Task 12 sleeping for 7 ms
Task 14 was not submitted. It will be rescheduled unless the max build time has expired
Task 14 was not submitted. It will be rescheduled unless the max build time has expired
Task 1 completed !
Task 13 sleeping for 40 ms
Task 15 was not submitted. It will be rescheduled unless the max build time has expired
Task 12 completed !
Task 14 sleeping for 93 ms
Task 16 was not submitted. It will be rescheduled unless the max build time has expired
Task 16 was not submitted. It will be rescheduled unless the max build time has expired
Task 16 was not submitted. It will be rescheduled unless the max build time has expired
Task 5 completed !
Task 15 sleeping for 20 ms
Task 17 was not submitted. It will be rescheduled unless the max build time has expired
Task 17 was not submitted. It will be rescheduled unless the max build time has expired
Task 11 completed !
Task 16 sleeping for 27 ms
Task 18 was not submitted. It will be rescheduled unless the max build time has expired
Task 18 was not submitted. It will be rescheduled unless the max build time has expired
Task 9 completed !
Task 17 sleeping for 95 ms
Task 19 was not submitted. It will be rescheduled unless the max build time has expired
Max build time has expired. Stop submitting new tasks and running existing tasks to completion
Task 8 completed !
Task 15 completed !
Task 13 completed !
Task 16 completed !
Task 4 completed !
Task 6 completed !
Task 10 completed !
Task 7 completed !
Task 14 completed !
Task 17 completed !
You'll notice, for example, that task 19 was not rescheduled because the max build time expired before the scheduler can attempt to offer it to the queue a second time.

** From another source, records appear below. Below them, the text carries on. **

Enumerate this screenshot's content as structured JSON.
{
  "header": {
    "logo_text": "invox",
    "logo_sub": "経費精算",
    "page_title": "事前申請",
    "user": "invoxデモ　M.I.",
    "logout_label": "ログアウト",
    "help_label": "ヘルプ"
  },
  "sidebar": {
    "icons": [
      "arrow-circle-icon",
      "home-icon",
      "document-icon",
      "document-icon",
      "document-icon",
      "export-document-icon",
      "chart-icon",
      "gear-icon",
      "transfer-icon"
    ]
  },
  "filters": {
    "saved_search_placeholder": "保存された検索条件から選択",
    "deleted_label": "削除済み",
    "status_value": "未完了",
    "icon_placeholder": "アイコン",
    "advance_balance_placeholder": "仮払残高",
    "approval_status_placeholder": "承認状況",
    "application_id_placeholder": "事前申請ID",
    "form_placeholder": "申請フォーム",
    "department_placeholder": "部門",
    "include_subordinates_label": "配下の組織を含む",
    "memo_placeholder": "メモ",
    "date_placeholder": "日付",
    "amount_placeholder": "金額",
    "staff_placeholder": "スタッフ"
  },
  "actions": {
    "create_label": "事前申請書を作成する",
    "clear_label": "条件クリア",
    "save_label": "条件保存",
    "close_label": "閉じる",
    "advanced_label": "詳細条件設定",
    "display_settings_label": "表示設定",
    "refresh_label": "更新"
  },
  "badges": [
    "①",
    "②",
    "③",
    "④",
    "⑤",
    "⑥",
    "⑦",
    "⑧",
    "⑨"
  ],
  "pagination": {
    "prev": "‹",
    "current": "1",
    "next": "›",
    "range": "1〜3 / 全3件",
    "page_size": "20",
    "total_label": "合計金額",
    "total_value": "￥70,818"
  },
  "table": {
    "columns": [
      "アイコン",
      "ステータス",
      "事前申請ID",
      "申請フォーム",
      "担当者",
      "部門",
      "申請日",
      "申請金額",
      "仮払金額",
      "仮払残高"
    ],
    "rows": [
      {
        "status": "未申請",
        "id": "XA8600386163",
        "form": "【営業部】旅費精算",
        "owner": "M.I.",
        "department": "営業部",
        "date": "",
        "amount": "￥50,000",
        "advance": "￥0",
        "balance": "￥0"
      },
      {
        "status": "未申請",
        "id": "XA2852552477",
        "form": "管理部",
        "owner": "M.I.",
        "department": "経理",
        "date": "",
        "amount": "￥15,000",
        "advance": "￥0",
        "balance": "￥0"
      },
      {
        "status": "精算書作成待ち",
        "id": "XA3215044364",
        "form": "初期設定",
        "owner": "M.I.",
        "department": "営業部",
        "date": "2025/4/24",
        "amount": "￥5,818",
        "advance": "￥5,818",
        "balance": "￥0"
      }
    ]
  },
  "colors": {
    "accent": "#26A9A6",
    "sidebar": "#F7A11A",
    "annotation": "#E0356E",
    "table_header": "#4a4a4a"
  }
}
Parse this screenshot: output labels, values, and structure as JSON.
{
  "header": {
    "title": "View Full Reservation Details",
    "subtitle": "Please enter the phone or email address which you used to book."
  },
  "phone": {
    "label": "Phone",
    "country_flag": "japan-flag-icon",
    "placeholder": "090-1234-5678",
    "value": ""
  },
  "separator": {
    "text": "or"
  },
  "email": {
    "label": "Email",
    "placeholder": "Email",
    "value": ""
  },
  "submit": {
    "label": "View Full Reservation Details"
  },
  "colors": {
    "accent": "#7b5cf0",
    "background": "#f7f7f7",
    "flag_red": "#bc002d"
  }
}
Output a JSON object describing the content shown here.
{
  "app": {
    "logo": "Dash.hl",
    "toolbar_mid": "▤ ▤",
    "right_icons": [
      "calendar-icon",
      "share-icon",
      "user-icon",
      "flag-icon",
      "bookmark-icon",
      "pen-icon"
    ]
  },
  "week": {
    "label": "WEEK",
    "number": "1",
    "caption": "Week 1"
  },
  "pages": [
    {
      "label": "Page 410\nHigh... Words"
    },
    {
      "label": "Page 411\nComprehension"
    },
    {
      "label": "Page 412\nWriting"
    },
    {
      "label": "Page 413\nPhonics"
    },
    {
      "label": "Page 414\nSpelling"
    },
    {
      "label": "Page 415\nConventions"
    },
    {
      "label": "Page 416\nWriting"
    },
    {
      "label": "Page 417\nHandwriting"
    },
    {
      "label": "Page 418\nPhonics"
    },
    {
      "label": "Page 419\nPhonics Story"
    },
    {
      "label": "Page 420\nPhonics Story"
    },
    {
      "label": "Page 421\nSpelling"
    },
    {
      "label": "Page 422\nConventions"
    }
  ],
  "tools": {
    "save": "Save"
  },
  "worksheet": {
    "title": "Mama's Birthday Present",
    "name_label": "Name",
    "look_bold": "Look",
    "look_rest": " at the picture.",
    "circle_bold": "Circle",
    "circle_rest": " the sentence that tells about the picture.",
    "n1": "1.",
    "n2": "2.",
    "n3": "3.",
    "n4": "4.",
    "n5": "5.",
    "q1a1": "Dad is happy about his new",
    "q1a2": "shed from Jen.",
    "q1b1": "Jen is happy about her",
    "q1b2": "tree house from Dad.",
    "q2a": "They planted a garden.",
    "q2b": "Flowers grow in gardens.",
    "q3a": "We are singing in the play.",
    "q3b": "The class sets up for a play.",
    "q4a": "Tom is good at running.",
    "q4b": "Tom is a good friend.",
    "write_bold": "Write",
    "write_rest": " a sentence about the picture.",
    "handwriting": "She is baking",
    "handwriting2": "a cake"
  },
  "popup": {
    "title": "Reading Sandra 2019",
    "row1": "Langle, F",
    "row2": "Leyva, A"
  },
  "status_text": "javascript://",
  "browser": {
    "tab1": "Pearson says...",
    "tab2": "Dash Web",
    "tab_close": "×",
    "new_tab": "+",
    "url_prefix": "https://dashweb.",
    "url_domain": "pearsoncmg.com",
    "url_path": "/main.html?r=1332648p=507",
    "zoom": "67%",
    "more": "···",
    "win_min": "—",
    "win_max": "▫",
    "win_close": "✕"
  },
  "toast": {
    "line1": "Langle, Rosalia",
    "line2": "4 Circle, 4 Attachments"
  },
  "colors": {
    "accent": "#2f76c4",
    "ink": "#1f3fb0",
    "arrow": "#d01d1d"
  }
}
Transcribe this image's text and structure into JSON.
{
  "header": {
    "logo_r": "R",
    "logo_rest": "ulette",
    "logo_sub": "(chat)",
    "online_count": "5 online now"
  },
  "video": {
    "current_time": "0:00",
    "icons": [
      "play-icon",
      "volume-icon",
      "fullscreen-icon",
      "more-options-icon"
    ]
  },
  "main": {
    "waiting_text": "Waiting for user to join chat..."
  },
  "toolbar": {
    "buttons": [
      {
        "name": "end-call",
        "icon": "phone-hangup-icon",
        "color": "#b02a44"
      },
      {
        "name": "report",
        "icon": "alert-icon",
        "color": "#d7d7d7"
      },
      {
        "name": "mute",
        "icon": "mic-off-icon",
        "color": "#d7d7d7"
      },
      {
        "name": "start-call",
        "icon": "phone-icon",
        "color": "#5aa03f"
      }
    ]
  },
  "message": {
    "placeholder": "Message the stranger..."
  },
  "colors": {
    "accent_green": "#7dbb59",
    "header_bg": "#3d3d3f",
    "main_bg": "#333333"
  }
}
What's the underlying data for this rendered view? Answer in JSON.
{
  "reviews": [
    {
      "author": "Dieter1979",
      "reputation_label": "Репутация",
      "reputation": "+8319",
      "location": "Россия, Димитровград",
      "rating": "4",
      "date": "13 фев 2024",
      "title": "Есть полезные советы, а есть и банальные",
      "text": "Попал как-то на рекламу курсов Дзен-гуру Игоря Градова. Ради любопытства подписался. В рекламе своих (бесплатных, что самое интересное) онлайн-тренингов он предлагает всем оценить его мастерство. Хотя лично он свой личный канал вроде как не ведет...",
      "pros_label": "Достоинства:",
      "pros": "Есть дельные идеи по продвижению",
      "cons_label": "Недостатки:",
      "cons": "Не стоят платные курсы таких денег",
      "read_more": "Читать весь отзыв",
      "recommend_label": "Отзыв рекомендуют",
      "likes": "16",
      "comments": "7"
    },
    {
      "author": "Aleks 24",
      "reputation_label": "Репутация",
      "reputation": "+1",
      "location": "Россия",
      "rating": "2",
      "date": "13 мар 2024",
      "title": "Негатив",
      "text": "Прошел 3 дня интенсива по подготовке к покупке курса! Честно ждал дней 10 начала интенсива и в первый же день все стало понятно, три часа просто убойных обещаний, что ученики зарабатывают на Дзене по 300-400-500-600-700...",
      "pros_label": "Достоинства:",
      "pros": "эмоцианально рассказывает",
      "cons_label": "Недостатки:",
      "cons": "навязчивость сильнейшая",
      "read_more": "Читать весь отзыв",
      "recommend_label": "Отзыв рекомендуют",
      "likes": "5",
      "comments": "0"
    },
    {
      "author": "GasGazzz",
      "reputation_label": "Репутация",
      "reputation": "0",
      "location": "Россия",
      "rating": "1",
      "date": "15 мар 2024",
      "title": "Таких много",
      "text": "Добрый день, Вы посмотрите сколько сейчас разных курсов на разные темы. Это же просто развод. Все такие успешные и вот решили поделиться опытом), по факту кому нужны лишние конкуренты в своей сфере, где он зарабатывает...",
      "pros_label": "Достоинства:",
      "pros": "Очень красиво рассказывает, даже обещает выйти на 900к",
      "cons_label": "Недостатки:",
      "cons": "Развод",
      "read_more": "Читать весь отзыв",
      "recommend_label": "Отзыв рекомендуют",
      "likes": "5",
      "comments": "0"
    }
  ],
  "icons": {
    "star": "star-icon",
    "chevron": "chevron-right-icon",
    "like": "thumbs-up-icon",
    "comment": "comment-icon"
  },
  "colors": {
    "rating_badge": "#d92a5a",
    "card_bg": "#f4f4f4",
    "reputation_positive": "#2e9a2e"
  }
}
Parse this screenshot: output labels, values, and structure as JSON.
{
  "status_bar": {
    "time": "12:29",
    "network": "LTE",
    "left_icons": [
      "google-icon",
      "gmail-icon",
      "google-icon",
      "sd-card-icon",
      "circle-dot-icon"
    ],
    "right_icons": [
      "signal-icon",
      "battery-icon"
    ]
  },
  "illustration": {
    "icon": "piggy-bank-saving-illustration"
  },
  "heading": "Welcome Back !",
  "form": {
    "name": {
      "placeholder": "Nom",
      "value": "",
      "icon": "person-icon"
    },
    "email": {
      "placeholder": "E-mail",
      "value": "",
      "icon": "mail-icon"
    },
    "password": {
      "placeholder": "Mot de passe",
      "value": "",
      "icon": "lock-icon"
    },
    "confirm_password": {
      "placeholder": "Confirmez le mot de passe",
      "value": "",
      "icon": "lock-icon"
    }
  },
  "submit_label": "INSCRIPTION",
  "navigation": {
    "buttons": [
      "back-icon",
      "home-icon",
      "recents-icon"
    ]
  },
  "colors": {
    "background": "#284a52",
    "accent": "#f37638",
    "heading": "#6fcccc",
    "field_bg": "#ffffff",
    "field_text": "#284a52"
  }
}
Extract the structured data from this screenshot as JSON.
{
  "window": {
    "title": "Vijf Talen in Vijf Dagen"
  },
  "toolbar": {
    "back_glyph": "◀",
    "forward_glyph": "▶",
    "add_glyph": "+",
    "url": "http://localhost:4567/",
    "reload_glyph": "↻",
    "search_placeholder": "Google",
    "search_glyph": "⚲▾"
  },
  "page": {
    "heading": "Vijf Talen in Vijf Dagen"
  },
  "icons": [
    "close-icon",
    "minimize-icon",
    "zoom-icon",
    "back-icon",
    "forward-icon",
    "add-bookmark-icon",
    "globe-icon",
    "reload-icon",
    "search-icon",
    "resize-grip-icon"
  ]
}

You can also see than all the ongoing tasks that started before the max build time expired do run to completion.
Note: As noted in my comments in the code, the max build time is a soft requirement, which means that it might not be met exactly, and my solution indeed allows for a task to be submitted even after the max build time is expired. This can happen if the call to offer starts just before the max build time expires and finishes after. To reduce the odds of it happening, it is important that the timeout used in the call to offer is much smaller than the max build time. In the real system, the thread pool is usually busy with no idle thread, therefore the probability of this race condition to occur is extremely small, and it has no bad consequence on the system when it does happen, since the max build time is a best effort attempt to meet an overall running time, not an exact and rigid constraint.